No Lake Is An Island

Stephen Maberly (CEH) used this title during his talk, paraphrasing John Donne’s “No man is an island” line from the poem Devotions upon Emergent Occasions. This represents an accurate summary of the freshwater themes of this year’s FBA Annual Scientific Meeting; catchments, connectivity and avoiding catastrophes. Donne’s poem structure is that of stating an element of his illness or treatment, expanding upon this statement which culminates in him becoming closer to God. From a freshwater perspective, this is not far off the aspirations of current management of catchments; identifying issues, problems or conflicts, exploring and researching these using available evidence, new data collection or simulation models and using these data to inform a higher power (the identity of which is open to interpretation!).

Further to the main theme, three terms recurred in the talks given, namely; collaborations, trade-offs and time. These are not new themes in freshwater science, or any discipline for that matter, but seem to be more pertinent now than ever. Historically, freshwater units (rivers, streams, lakes or ponds) have been studied in isolation. This has undoubtedly led to many fascinating discoveries, but these are only a very small part of the web of intrigue that is catchment management (elegantly portrayed in the Scottish Rivers Handbook diagram below).

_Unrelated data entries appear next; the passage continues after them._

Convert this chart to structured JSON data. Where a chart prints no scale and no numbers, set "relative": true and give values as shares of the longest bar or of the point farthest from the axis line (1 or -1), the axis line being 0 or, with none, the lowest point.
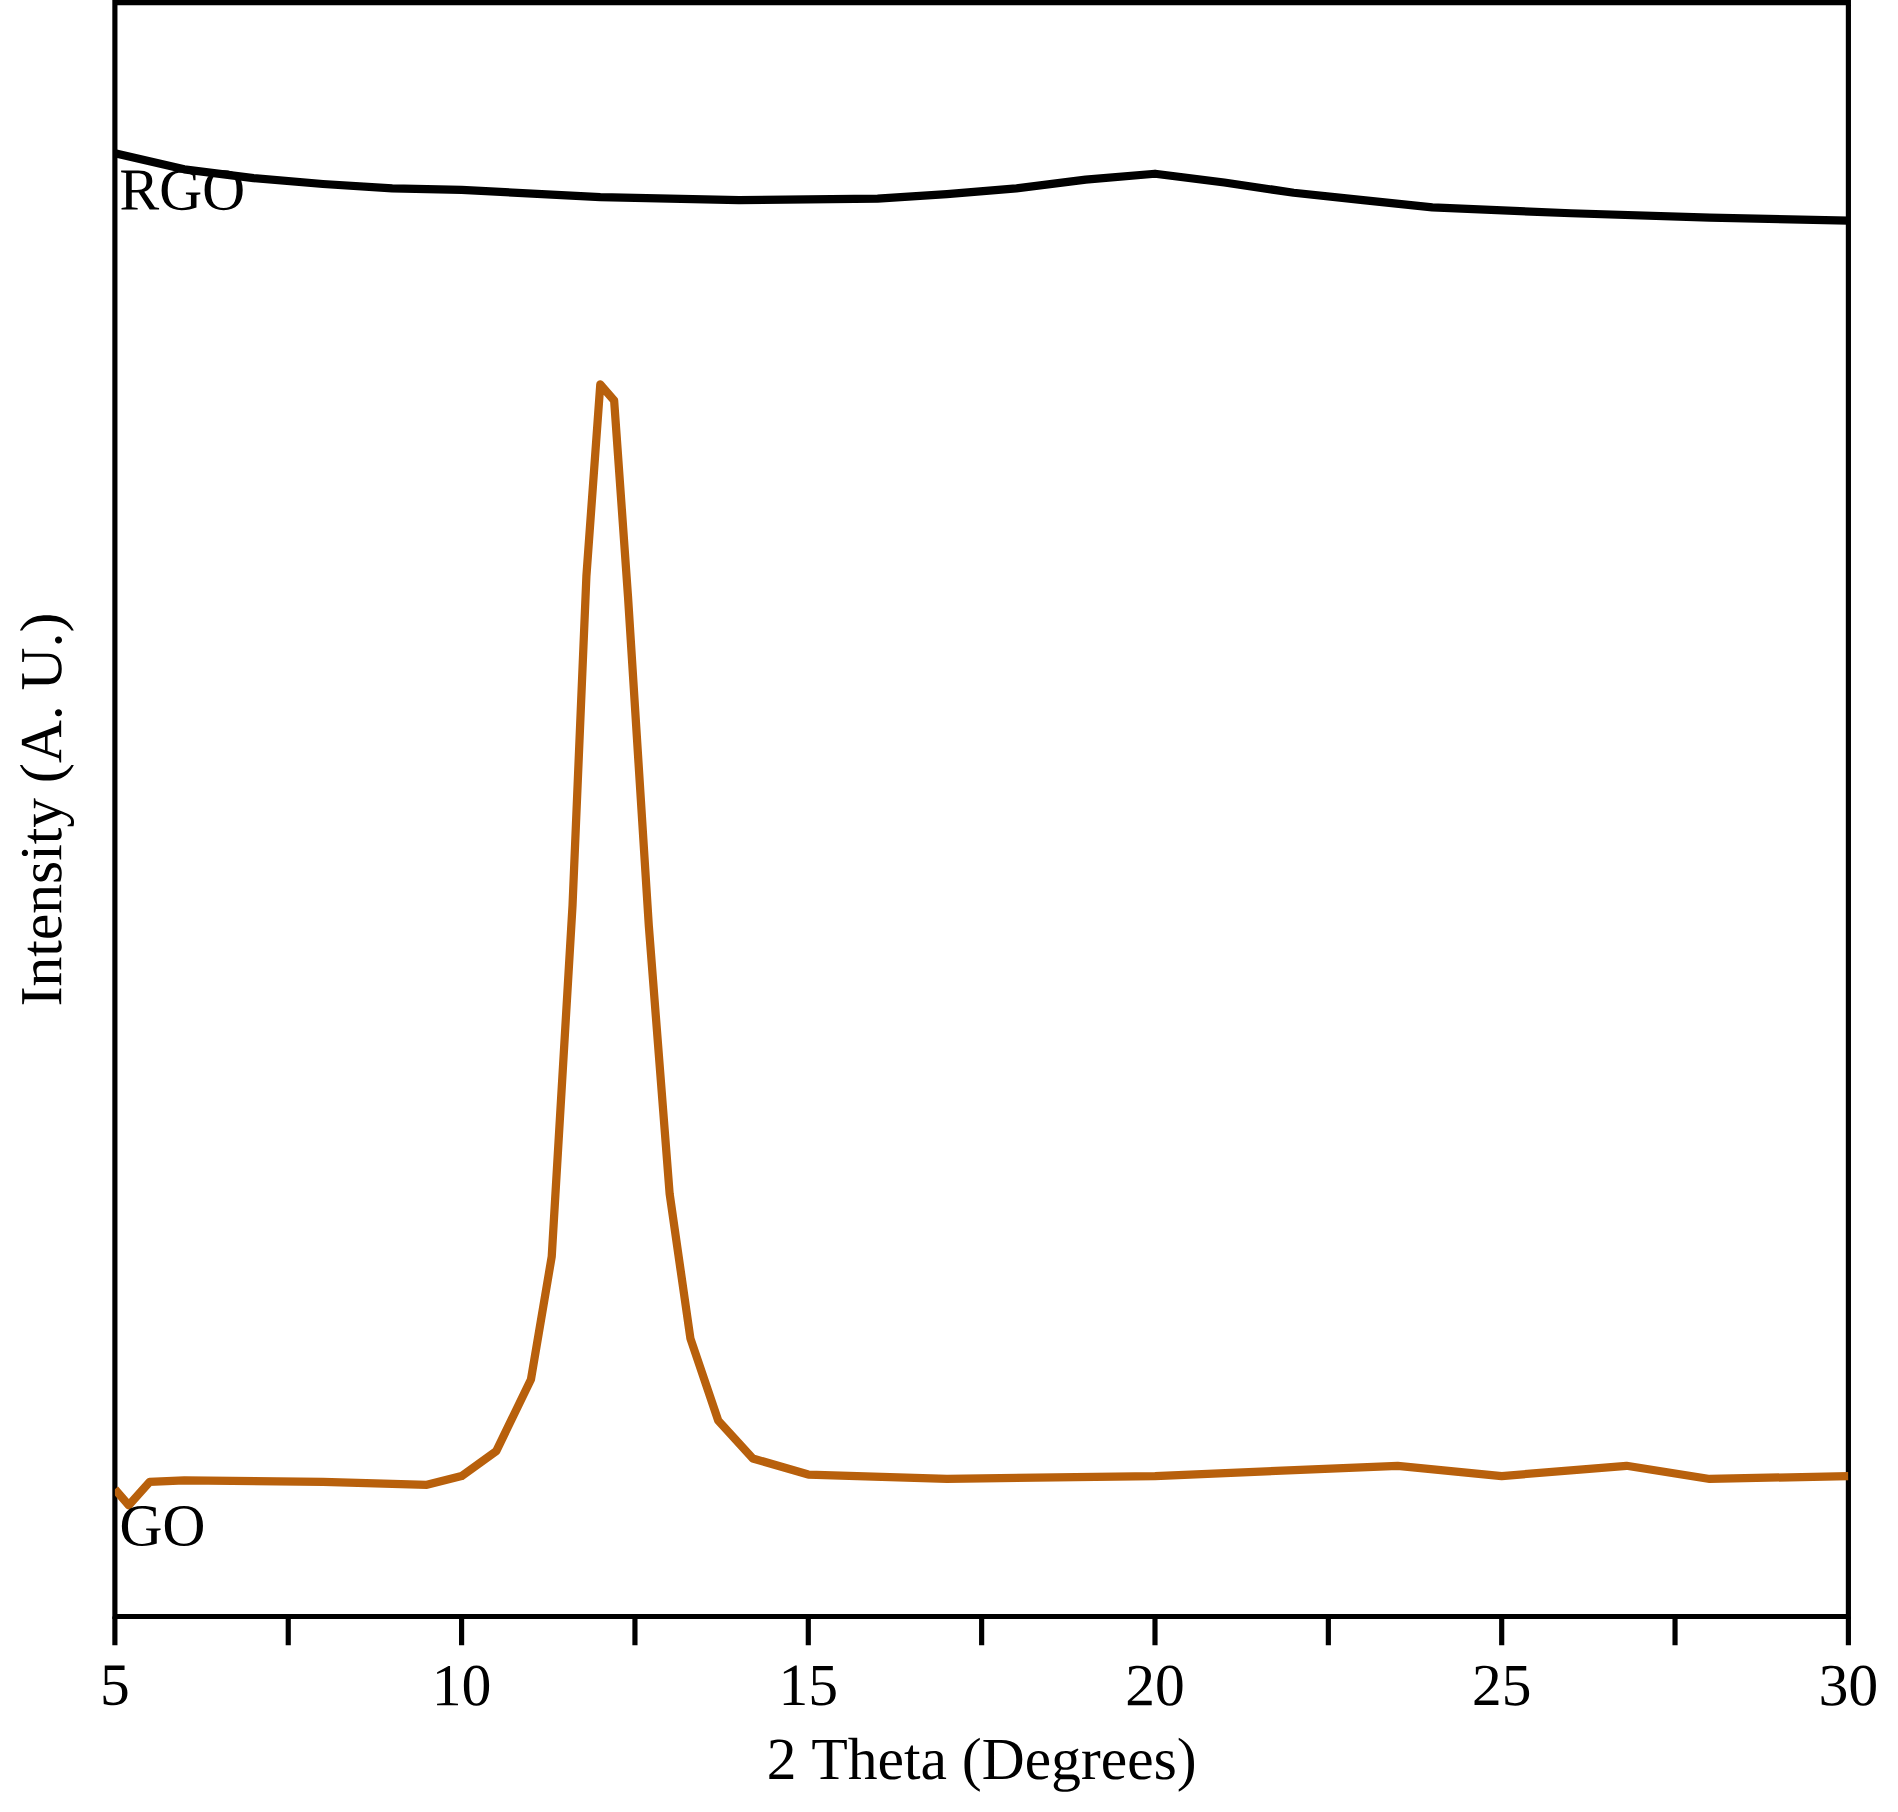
{
  "chart_data": {
    "type": "line",
    "relative": true,
    "xlabel": "2 Theta (Degrees)",
    "ylabel": "Intensity (A. U.)",
    "xlim": [
      5,
      30
    ],
    "xticks": [
      5,
      10,
      15,
      20,
      25,
      30
    ],
    "grid": false,
    "marker": "none",
    "line_style": "solid",
    "series": [
      {
        "name": "RGO",
        "color": "#000000",
        "x": [
          5,
          6,
          7,
          8,
          9,
          10,
          12,
          14,
          16,
          17,
          18,
          19,
          20,
          21,
          22,
          23,
          24,
          26,
          28,
          30
        ],
        "values": [
          1.0,
          0.989,
          0.983,
          0.979,
          0.976,
          0.975,
          0.97,
          0.968,
          0.969,
          0.972,
          0.976,
          0.982,
          0.986,
          0.98,
          0.973,
          0.968,
          0.963,
          0.959,
          0.956,
          0.954
        ]
      },
      {
        "name": "GO",
        "color": "#b8600c",
        "x": [
          5,
          5.2,
          5.5,
          6,
          8,
          9.5,
          10,
          10.5,
          11,
          11.3,
          11.6,
          11.8,
          12,
          12.2,
          12.4,
          12.7,
          13,
          13.3,
          13.7,
          14.2,
          15,
          17,
          20,
          23.5,
          25,
          26.8,
          28,
          30
        ],
        "values": [
          0.087,
          0.076,
          0.092,
          0.093,
          0.092,
          0.09,
          0.096,
          0.113,
          0.162,
          0.246,
          0.486,
          0.711,
          0.842,
          0.831,
          0.697,
          0.472,
          0.289,
          0.19,
          0.134,
          0.108,
          0.097,
          0.094,
          0.096,
          0.103,
          0.096,
          0.103,
          0.094,
          0.096
        ]
      }
    ]
  }
}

Schematic of a typical catchment demonstrating a range of hydrological units. Copyright C.Perfect


Studies at the catchment scale are not only complex due to local, regional and global influences, but also because it is impossible for one person to have a high level of expertise in all the freshwater units, their species, chemistry and geomorphology, let alone their interactions! This exemplifies why collaborations between catchment stakeholders, including scientists, are so important. Therefore, I was thoroughly delighted when talks by Jon Webb (Natural England), Ian Wallace (FBA) and Craig Macadam (Buglife) championed the accurate recording of data by public, the importance of inspiring the public with scientific stories and forming recognised alliances to help each other.

Yet working at the catchment scale inherently leads to conflicts in what people want, when they want it and how this can be delivered. Or maybe it just exposes them better, highlighting the role of partnership working to negotiate trade-offs. We are undoubtedly heading towards increasing conflicts given the mounting strain and demand on natural resources. This subject deserves greater attention than a few sentences in this blog, but most of us would probably agree that water is the most valuable, but equally undervalued, resource on our planet, and that evidence is always important for informing conflicts – if not necessarily resolving them.

The last theme is about time. I once received a comment from a reviewer stating that 10 years is not a long time in scientific study, though I suspect he or she was older than me! How much time we allow, or indeed are allowed, is open to debate, but what is clear is that time (x) + 1 will never be enough and isn’t quick enough. Liam McAleese (Lake District National Park Authority) summarised a scientist’s point of view with this excellent placard:

Scientists are well aware of the time taken to review the quality of our work and for it to influence decision making

Yet talks from Louise Heathwaite (Lancaster Uni) and Paul Hulme (pjHydro) emphasised that where science can contribute to policy or affect public welfare (e.g. last year’s flooding in Cumbria), the turnaround has to be within hours to days. Conversely, Doug Wilson (Environment Agency), then described how one lake took 24 years to recover from high nutrient loading, moving from bad to moderate status according to the Water Framework Directive defined categories. Clearly, there cannot be a one-size fits all solution with regards to time.

So, returning to the theme ‘no lake is an island’, this is symbolic as it demonstrates the progression of freshwater science from local to landscape thinking, which, despite the complexity of catchments, must bode well for the future. Interestingly, Donne’s poem also included the lines “every man is a piece of the continent” and “If a clod be washed away by the sea, Europe is the less”. These seem strangely relevant to current challenges and choices facing European scientists.